Sung-Yub Kim

Research Scientist @ SAMSUNG

  • Differential

    Linear map $df_p: \mathbb{R}^n \rightarrow \mathbb{R}$ on tangent vector

    \[\underbrace{v\rightarrow df_p(v)}_\texttt{linear} ,\; \underbrace{p\rightarrow df_p(v)}_\texttt{(possibly) non-liear}\]
    • Tangent vector: 어떤 점이 주어졌을 때, 어떤 방향으로 이동(displacement)할 것인가?
    • Tangent vector에 대한 linear map이기 때문에 cotangent vector로 볼 수 있다.
    • $p$ 마다 linear map이 존재하니까, p에 대해서는 vector field로 볼 수 있다.

    • 그렇다면 linear map의 basis는 무엇인가? Coordinate vector field

      \[\left\{(dx^i)_p := \left(\frac{\partial}{\partial x^i}\right)_p\right\}_{i=1}^{n}\]

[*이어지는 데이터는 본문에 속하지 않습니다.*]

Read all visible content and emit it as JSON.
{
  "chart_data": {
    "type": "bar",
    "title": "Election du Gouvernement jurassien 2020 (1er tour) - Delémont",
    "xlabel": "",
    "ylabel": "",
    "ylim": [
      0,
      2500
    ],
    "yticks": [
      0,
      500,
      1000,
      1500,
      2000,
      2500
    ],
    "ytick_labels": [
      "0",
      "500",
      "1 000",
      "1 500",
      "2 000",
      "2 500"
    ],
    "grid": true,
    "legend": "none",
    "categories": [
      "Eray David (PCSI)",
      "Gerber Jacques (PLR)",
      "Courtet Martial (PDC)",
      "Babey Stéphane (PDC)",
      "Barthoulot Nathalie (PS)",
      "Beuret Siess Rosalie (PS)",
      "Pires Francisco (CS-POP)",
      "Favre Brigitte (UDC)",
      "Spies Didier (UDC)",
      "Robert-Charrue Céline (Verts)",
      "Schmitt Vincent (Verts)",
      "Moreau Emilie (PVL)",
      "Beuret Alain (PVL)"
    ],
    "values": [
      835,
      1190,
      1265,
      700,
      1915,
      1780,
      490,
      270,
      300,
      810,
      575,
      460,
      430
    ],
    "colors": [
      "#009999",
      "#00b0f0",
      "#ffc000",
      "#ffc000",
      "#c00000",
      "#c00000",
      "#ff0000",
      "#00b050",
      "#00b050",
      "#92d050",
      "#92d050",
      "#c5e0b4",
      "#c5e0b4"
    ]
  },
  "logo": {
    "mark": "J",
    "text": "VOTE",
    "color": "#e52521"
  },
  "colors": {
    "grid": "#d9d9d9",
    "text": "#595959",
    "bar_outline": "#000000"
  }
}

    • 임의의 differential에 대해서 Coordinate vector field로 표현된 형태는 다음과 같다.

      \[df_p= \sum_{i=1}^{n}\left(\frac{\partial f}{\partial x^i}\right)_p (dx^i)_p\]

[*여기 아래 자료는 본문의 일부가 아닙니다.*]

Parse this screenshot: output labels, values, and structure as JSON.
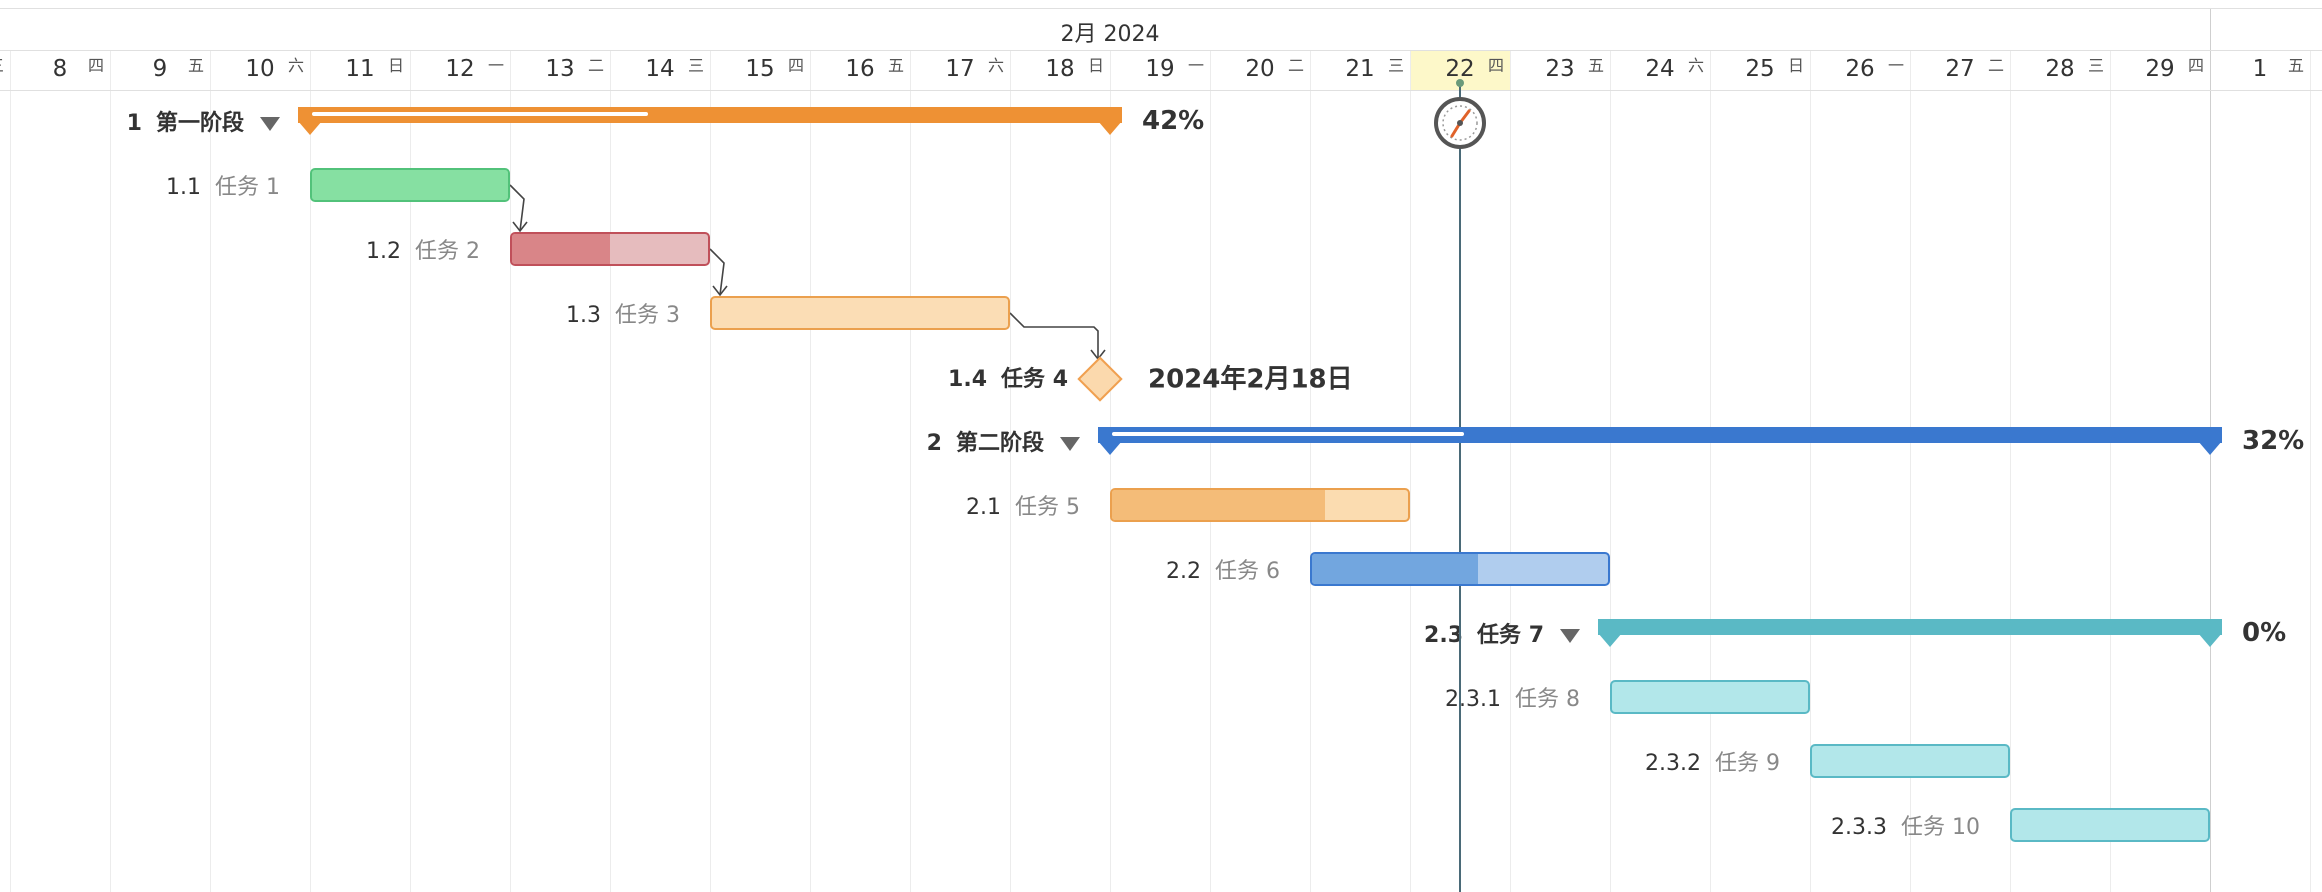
{
  "header": {
    "month_label": "2月 2024"
  },
  "days": [
    {
      "day": "",
      "weekday": "三"
    },
    {
      "day": "8",
      "weekday": "四"
    },
    {
      "day": "9",
      "weekday": "五"
    },
    {
      "day": "10",
      "weekday": "六"
    },
    {
      "day": "11",
      "weekday": "日"
    },
    {
      "day": "12",
      "weekday": "一"
    },
    {
      "day": "13",
      "weekday": "二"
    },
    {
      "day": "14",
      "weekday": "三"
    },
    {
      "day": "15",
      "weekday": "四"
    },
    {
      "day": "16",
      "weekday": "五"
    },
    {
      "day": "17",
      "weekday": "六"
    },
    {
      "day": "18",
      "weekday": "日"
    },
    {
      "day": "19",
      "weekday": "一"
    },
    {
      "day": "20",
      "weekday": "二"
    },
    {
      "day": "21",
      "weekday": "三"
    },
    {
      "day": "22",
      "weekday": "四"
    },
    {
      "day": "23",
      "weekday": "五"
    },
    {
      "day": "24",
      "weekday": "六"
    },
    {
      "day": "25",
      "weekday": "日"
    },
    {
      "day": "26",
      "weekday": "一"
    },
    {
      "day": "27",
      "weekday": "二"
    },
    {
      "day": "28",
      "weekday": "三"
    },
    {
      "day": "29",
      "weekday": "四"
    },
    {
      "day": "1",
      "weekday": "五"
    }
  ],
  "today_day": "22",
  "tasks": [
    {
      "wbs": "1",
      "name": "第一阶段",
      "type": "summary",
      "start": "11",
      "end": "18",
      "progress": 42,
      "progress_label": "42%",
      "color": "#ee9134",
      "collapsible": true
    },
    {
      "wbs": "1.1",
      "name": "任务 1",
      "type": "task",
      "start": "11",
      "end": "12",
      "progress": 100,
      "color": "#86e0a2",
      "fill": "#86e0a2",
      "border": "#52c27a"
    },
    {
      "wbs": "1.2",
      "name": "任务 2",
      "type": "task",
      "start": "13",
      "end": "14",
      "progress": 50,
      "color": "#e6bcbe",
      "fill": "#d98588",
      "border": "#c0505a"
    },
    {
      "wbs": "1.3",
      "name": "任务 3",
      "type": "task",
      "start": "15",
      "end": "17",
      "progress": 0,
      "color": "#fbddb5",
      "fill": "#f3b874",
      "border": "#eba04e"
    },
    {
      "wbs": "1.4",
      "name": "任务 4",
      "type": "milestone",
      "start": "18",
      "date_label": "2024年2月18日"
    },
    {
      "wbs": "2",
      "name": "第二阶段",
      "type": "summary",
      "start": "19",
      "end": "29",
      "progress": 32,
      "progress_label": "32%",
      "color": "#3a78cf",
      "collapsible": true
    },
    {
      "wbs": "2.1",
      "name": "任务 5",
      "type": "task",
      "start": "19",
      "end": "21",
      "progress": 72,
      "color": "#fbdcb0",
      "fill": "#f4bc78",
      "border": "#eba04e"
    },
    {
      "wbs": "2.2",
      "name": "任务 6",
      "type": "task",
      "start": "21",
      "end": "23",
      "progress": 56,
      "color": "#b0cdee",
      "fill": "#72a6df",
      "border": "#3a78cf"
    },
    {
      "wbs": "2.3",
      "name": "任务 7",
      "type": "summary",
      "start": "24",
      "end": "29",
      "progress": 0,
      "progress_label": "0%",
      "color": "#5ab9c5",
      "collapsible": true
    },
    {
      "wbs": "2.3.1",
      "name": "任务 8",
      "type": "task",
      "start": "24",
      "end": "25",
      "progress": 0,
      "color": "#b2e7ea",
      "fill": "#b2e7ea",
      "border": "#5ab9c5"
    },
    {
      "wbs": "2.3.2",
      "name": "任务 9",
      "type": "task",
      "start": "26",
      "end": "27",
      "progress": 0,
      "color": "#b2e7ea",
      "fill": "#b2e7ea",
      "border": "#5ab9c5"
    },
    {
      "wbs": "2.3.3",
      "name": "任务 10",
      "type": "task",
      "start": "28",
      "end": "29",
      "progress": 0,
      "color": "#b2e7ea",
      "fill": "#b2e7ea",
      "border": "#5ab9c5"
    }
  ],
  "links": [
    {
      "from": "1.1",
      "to": "1.2"
    },
    {
      "from": "1.2",
      "to": "1.3"
    },
    {
      "from": "1.3",
      "to": "1.4"
    }
  ],
  "colors": {
    "today_line": "#4a6a78",
    "link": "#444444",
    "grid": "#ececec",
    "today_bg": "#fdf8c9",
    "clock_hand": "#e0622a"
  },
  "icons": {
    "today_marker": "clock-icon",
    "collapse": "caret-down-icon"
  }
}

      즉, partial derivative $\frac{\partial f}{\partial x^i}$는 differential의 좌표의 역할을 한다. 또한 위 식은 각각의 partial derivative가 $p$에 대한 scalar field, coordinate vector field가 $p$에 대한 vector field로 정의된다.

  • Pushforward

    Linear approximation of a smooth map $\varphi: M \rightarrow N$ between tangent space $d\varphi: TM \rightarrow TN$. Using commutative diagram, we have

    \[\require{AMScd} \begin{CD} TM @>d\varphi>> TN\\ @V\pi_MVV @V\pi_NVV\\ M @>\varphi>> N \end{CD}\]
    • $\pi_M, \pi_N$: Bundle projection
    • Jacobian of $\varphi$ at x: Matrix representation of $d\varphi_x$

  • Differential form

    provide a framework which accomodates multiplication and differentiation of differentials

    • 각 tangent space $T_pM$에 대해서 linear 하다. (i.e., multilinear or Tensor)

      \[w_p: \wedge^k T_pM \rightarrow \mathbb{R}\]
      • Tangent space의 위치를 서로 바꿨을 때는 sign이 바뀐다.(i.e., alternative)
      • In summary, Alternative tensor

    • Multiplication: Exterior product = Differential form끼리 곱해서 새로운 Differential form을 만드는 연산

      \[\wedge: \Omega^k(M) \times \Omega^l(M) \rightarrow \Omega^{k+l}(M)\]

    • Differentiation: Exterior derivative = Differential form을 미분해서 새로운 Differential form을 만드는 연산

      \[d:\Omega^k(M) \rightarrow \Omega^{k+1}(M)\]

      For k-form $\varphi \in \Omega^k(M)$, we have following representation

      \[\varphi = \sum_{I \in \mathcal{J}_{k,n}} f_I dx^I\]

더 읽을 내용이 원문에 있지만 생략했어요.